An excellent approach is to live within your means. Avoid buying material things you can’t afford and save up for large purchases, such as a new TV. Create an emergency fund too. An emergency fund of three to six months is advisable, but you can begin with USD$100 to USD$200 for minor emergencies.

4. Save for retirement

By age 40, you should have set aside three times your annual salary. If you earn USD$100,000 yearly, you should have USD$300,000 in your retirement savings account. If you haven’t hit this mark yet, it’s best to exert more effort into saving for retirement.

A happy couple sharing an iPad in their living room

5. Get insurance

As the world is riddled with numerous risks, you’d want to get insurance coverage to protect yourself and your loved ones. Some essential policies you should have are:

  • Long-term disability insurance
  • Life insurance
  • Automobile insurance
  • Health insurance
  • Homeowner’s insurance

Through small monthly premium payments, you can cushion yourself against financial incapacitation upon the occurrence of insured risks.


You must get rid of unhealthy habits as you enter your 40s. The following are don’ts of financial planning.

1. Don’t spend without tracking

Not a lot of people track their expenses. A recent survey revealed that 65% of Americans have no idea how much they spent in the last month. It’s a detrimental habit.

Tracking your expenses might seem a tedious undertaking, but it’s actually a worthwhile and convenient one. You can now do it with a mobile app.

Keeping track of your expenses helps you maintain financial control. You know how much you have in your bank account and how much you can spend.

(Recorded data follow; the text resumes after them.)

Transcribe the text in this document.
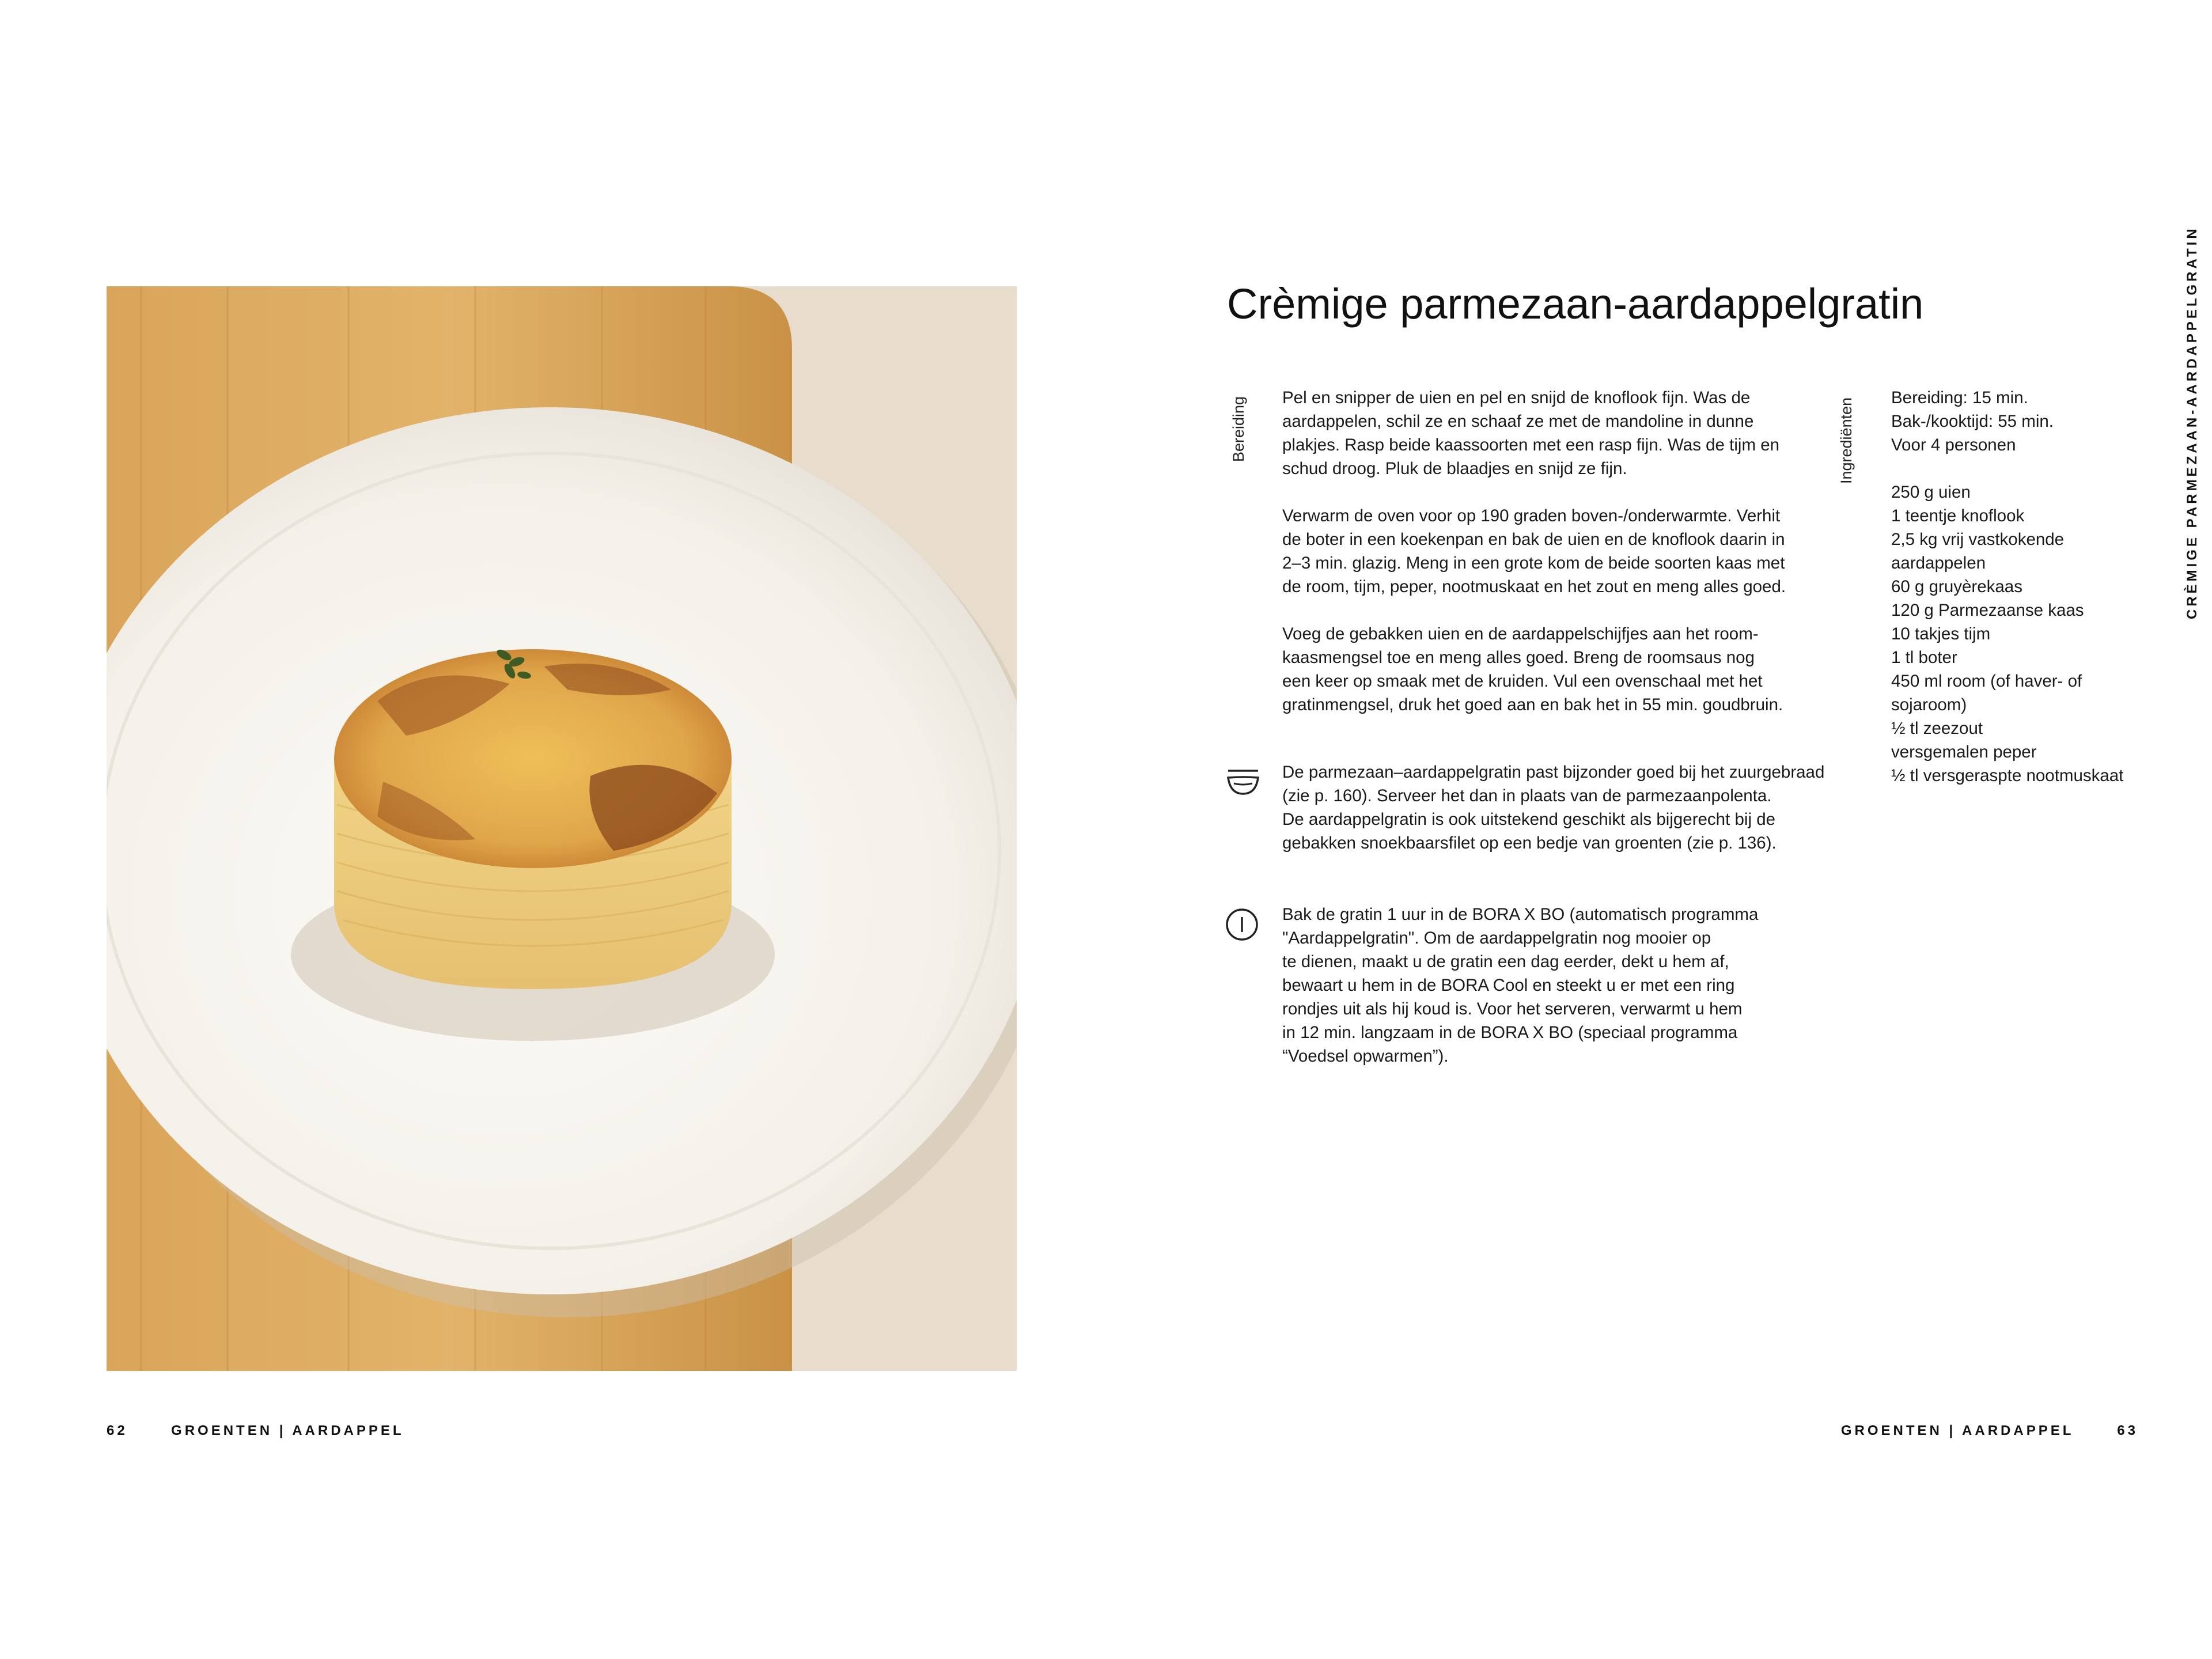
62	GROENTEN | AARDAPPEL
Crèmige parmezaan-aardappelgratin
Bereiding	Ingrediënten
Pel en snipper de uien en pel en snijd de knoflook fijn. Was de
aardappelen, schil ze en schaaf ze met de mandoline in dunne
plakjes. Rasp beide kaassoorten met een rasp fijn. Was de tijm en
schud droog. Pluk de blaadjes en snijd ze fijn.
Verwarm de oven voor op 190 graden boven-/onderwarmte. Verhit
de boter in een koekenpan en bak de uien en de knoflook daarin in
2–3 min. glazig. Meng in een grote kom de beide soorten kaas met
de room, tijm, peper, nootmuskaat en het zout en meng alles goed.
Voeg de gebakken uien en de aardappelschijfjes aan het room-
kaasmengsel toe en meng alles goed. Breng de roomsaus nog
een keer op smaak met de kruiden. Vul een ovenschaal met het
gratinmengsel, druk het goed aan en bak het in 55 min. goudbruin.
De parmezaan–aardappelgratin past bijzonder goed bij het zuurgebraad
(zie p. 160). Serveer het dan in plaats van de parmezaanpolenta.
De aardappelgratin is ook uitstekend geschikt als bijgerecht bij de
gebakken snoekbaarsfilet op een bedje van groenten (zie p. 136).
Bak de gratin 1 uur in de BORA X BO (automatisch programma
"Aardappelgratin". Om de aardappelgratin nog mooier op
te dienen, maakt u de gratin een dag eerder, dekt u hem af,
bewaart u hem in de BORA Cool en steekt u er met een ring
rondjes uit als hij koud is. Voor het serveren, verwarmt u hem
in 12 min. langzaam in de BORA X BO (speciaal programma
“Voedsel opwarmen”).
Bereiding: 15 min.
Bak-/kooktijd: 55 min.
Voor 4 personen
250 g uien
1 teentje knoflook
2,5 kg vrij vastkokende
aardappelen
60 g gruyèrekaas
120 g Parmezaanse kaas
10 takjes tijm
1 tl boter
450 ml room (of haver- of
sojaroom)
½ tl zeezout
versgemalen peper
½ tl versgeraspte nootmuskaat
CRÈMIGE PARMEZAAN-AARDAPPELGRATIN
GROENTEN | AARDAPPEL	63
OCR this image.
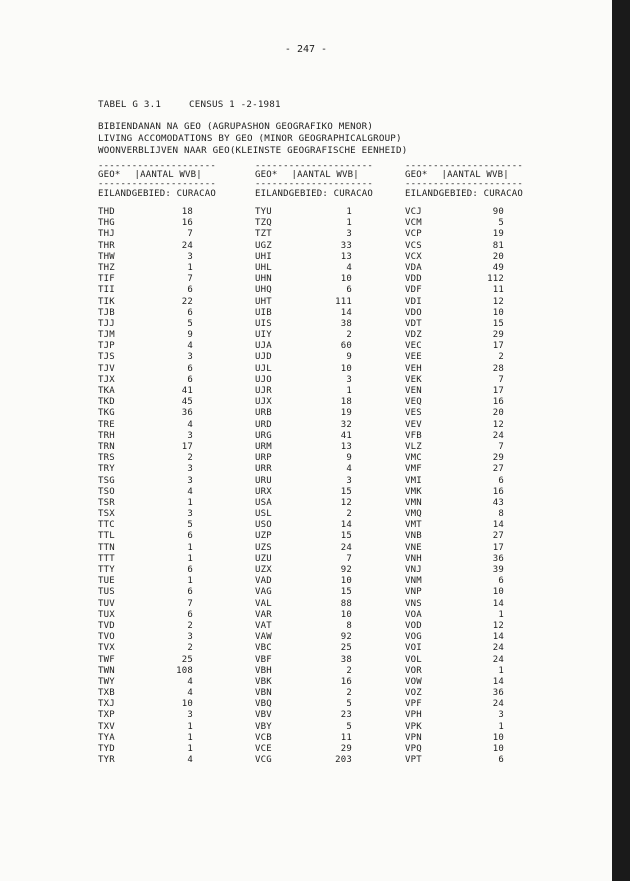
- 247 -
TABEL G 3.1	CENSUS 1 -2-1981
BIBIENDANAN NA GEO (AGRUPASHON GEOGRAFIKO MENOR)
LIVING ACCOMODATIONS BY GEO (MINOR GEOGRAPHICALGROUP)
WOONVERBLIJVEN NAAR GEO(KLEINSTE GEOGRAFISCHE EENHEID)
---------------------
GEO* |AANTAL WVB|
---------------------
EILANDGEBIED: CURACAO
THD	18
THG	16
THJ	7
THR	24
THW	3
THZ	1
TIF	7
TII	6
TIK	22
TJB	6
TJJ	5
TJM	9
TJP	4
TJS	3
TJV	6
TJX	6
TKA	41
TKD	45
TKG	36
TRE	4
TRH	3
TRN	17
TRS	2
TRY	3
TSG	3
TSO	4
TSR	1
TSX	3
TTC	5
TTL	6
TTN	1
TTT	1
TTY	6
TUE	1
TUS	6
TUV	7
TUX	6
TVD	2
TVO	3
TVX	2
TWF	25
TWN	108
TWY	4
TXB	4
TXJ	10
TXP	3
TXV	1
TYA	1
TYD	1
TYR	4
---------------------
GEO* |AANTAL WVB|
---------------------
EILANDGEBIED: CURACAO
TYU	1
TZQ	1
TZT	3
UGZ	33
UHI	13
UHL	4
UHN	10
UHQ	6
UHT	111
UIB	14
UIS	38
UIY	2
UJA	60
UJD	9
UJL	10
UJO	3
UJR	1
UJX	18
URB	19
URD	32
URG	41
URM	13
URP	9
URR	4
URU	3
URX	15
USA	12
USL	2
USO	14
UZP	15
UZS	24
UZU	7
UZX	92
VAD	10
VAG	15
VAL	88
VAR	10
VAT	8
VAW	92
VBC	25
VBF	38
VBH	2
VBK	16
VBN	2
VBQ	5
VBV	23
VBY	5
VCB	11
VCE	29
VCG	203
---------------------
GEO* |AANTAL WVB|
---------------------
EILANDGEBIED: CURACAO
VCJ	90
VCM	5
VCP	19
VCS	81
VCX	20
VDA	49
VDD	112
VDF	11
VDI	12
VDO	10
VDT	15
VDZ	29
VEC	17
VEE	2
VEH	28
VEK	7
VEN	17
VEQ	16
VES	20
VEV	12
VFB	24
VLZ	7
VMC	29
VMF	27
VMI	6
VMK	16
VMN	43
VMQ	8
VMT	14
VNB	27
VNE	17
VNH	36
VNJ	39
VNM	6
VNP	10
VNS	14
VOA	1
VOD	12
VOG	14
VOI	24
VOL	24
VOR	1
VOW	14
VOZ	36
VPF	24
VPH	3
VPK	1
VPN	10
VPQ	10
VPT	6
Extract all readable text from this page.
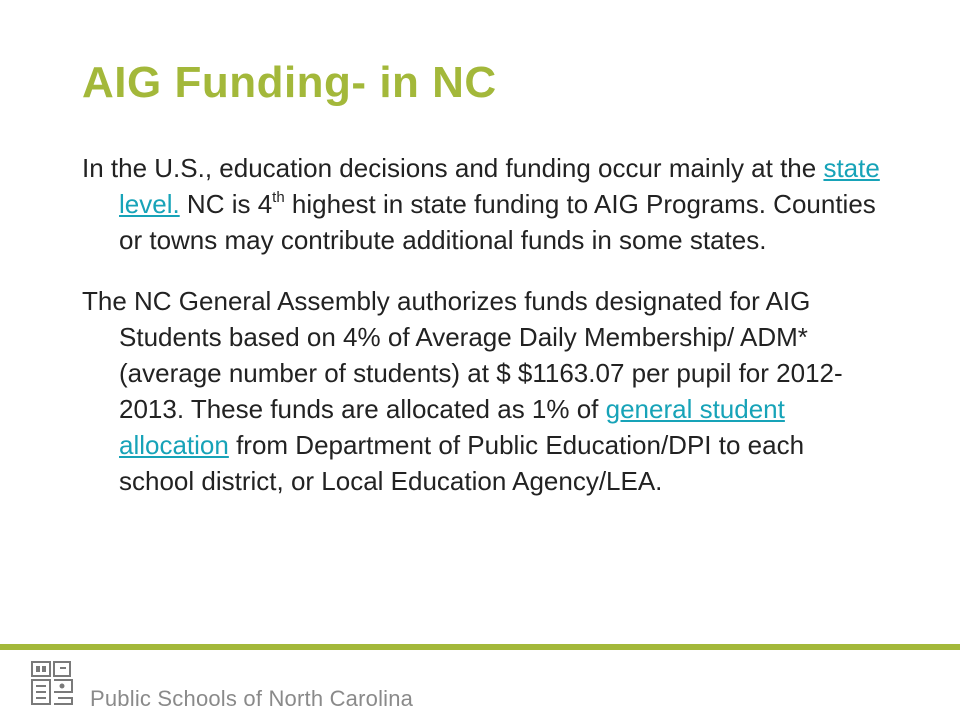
AIG Funding- in NC

In the U.S., education decisions and funding occur mainly at the state level. NC is 4th highest in state funding to AIG Programs. Counties or towns may contribute additional funds in some states.

The NC General Assembly authorizes funds designated for AIG Students based on 4% of Average Daily Membership/ ADM* (average number of students) at $ $1163.07 per pupil for 2012-2013. These funds are allocated as 1% of general student allocation from Department of Public Education/DPI to each school district, or Local Education Agency/LEA.

Public Schools of North Carolina
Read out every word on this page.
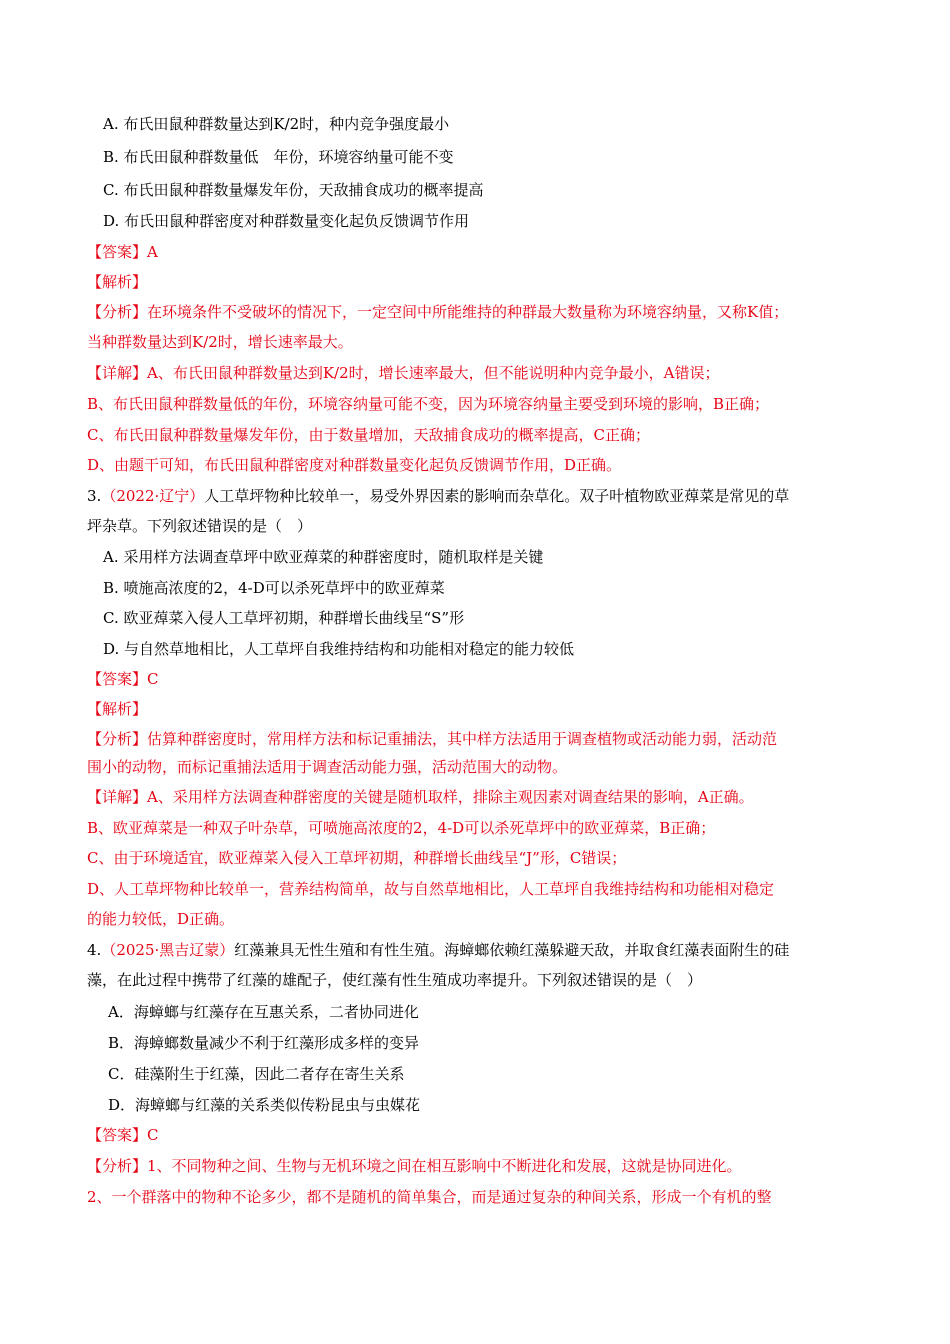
A. 布氏田鼠种群数量达到K/2时，种内竞争强度最小
B. 布氏田鼠种群数量低　年份，环境容纳量可能不变
C. 布氏田鼠种群数量爆发年份，天敌捕食成功的概率提高
D. 布氏田鼠种群密度对种群数量变化起负反馈调节作用
【答案】A
【解析】
【分析】在环境条件不受破坏的情况下，一定空间中所能维持的种群最大数量称为环境容纳量，又称K值；
当种群数量达到K/2时，增长速率最大。
【详解】A、布氏田鼠种群数量达到K/2时，增长速率最大，但不能说明种内竞争最小，A错误；
B、布氏田鼠种群数量低的年份，环境容纳量可能不变，因为环境容纳量主要受到环境的影响，B正确；
C、布氏田鼠种群数量爆发年份，由于数量增加，天敌捕食成功的概率提高，C正确；
D、由题干可知，布氏田鼠种群密度对种群数量变化起负反馈调节作用，D正确。
3.（2022·辽宁）人工草坪物种比较单一，易受外界因素的影响而杂草化。双子叶植物欧亚蔊菜是常见的草
坪杂草。下列叙述错误的是（　）
A. 采用样方法调查草坪中欧亚蔊菜的种群密度时，随机取样是关键
B. 喷施高浓度的2，4-D可以杀死草坪中的欧亚蔊菜
C. 欧亚蔊菜入侵人工草坪初期，种群增长曲线呈“S”形
D. 与自然草地相比，人工草坪自我维持结构和功能相对稳定的能力较低
【答案】C
【解析】
【分析】估算种群密度时，常用样方法和标记重捕法，其中样方法适用于调查植物或活动能力弱，活动范
围小的动物，而标记重捕法适用于调查活动能力强，活动范围大的动物。
【详解】A、采用样方法调查种群密度的关键是随机取样，排除主观因素对调查结果的影响，A正确。
B、欧亚蔊菜是一种双子叶杂草，可喷施高浓度的2，4-D可以杀死草坪中的欧亚蔊菜，B正确；
C、由于环境适宜，欧亚蔊菜入侵入工草坪初期，种群增长曲线呈“J”形，C错误；
D、人工草坪物种比较单一，营养结构简单，故与自然草地相比，人工草坪自我维持结构和功能相对稳定
的能力较低，D正确。
4.（2025·黑吉辽蒙）红藻兼具无性生殖和有性生殖。海蟑螂依赖红藻躲避天敌，并取食红藻表面附生的硅
藻，在此过程中携带了红藻的雄配子，使红藻有性生殖成功率提升。下列叙述错误的是（　）
A．海蟑螂与红藻存在互惠关系，二者协同进化
B．海蟑螂数量减少不利于红藻形成多样的变异
C．硅藻附生于红藻，因此二者存在寄生关系
D．海蟑螂与红藻的关系类似传粉昆虫与虫媒花
【答案】C
【分析】1、不同物种之间、生物与无机环境之间在相互影响中不断进化和发展，这就是协同进化。
2、一个群落中的物种不论多少，都不是随机的简单集合，而是通过复杂的种间关系，形成一个有机的整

Tracking your spending also helps you see your progress to reach your goals. If your goal is to save USD$30,000 in a year and you monitor your expenses daily, you can reward yourself for all the small wins you have along the way. For instance, you can cook at home instead of dining at an expensive restaurant.

Another advantage of tracking your expenses is discovering ways to save more money. You might stumble across unnecessary expenses like forgotten online subscriptions. Once you eliminate wasteful expenses, you can put that money into savings.

2. Don’t make saving the least priority

Don’t list saving as the last item on your list of priorities. Treat it as your chief expense with the same earnestness you accord your mortgage or utility bills. If you get into the habit of saving whatever is left over by the end of the month, you may go for months without saving a single penny. So, make saving a top priority instead of taking it as an afterthought.


It’s never too early to start planning for a secure financial future. Financial planning is pretty much simple—you just need to stay on budget and track your everyday expenses. You can always consult a financial advisor who can guide you through the planning process.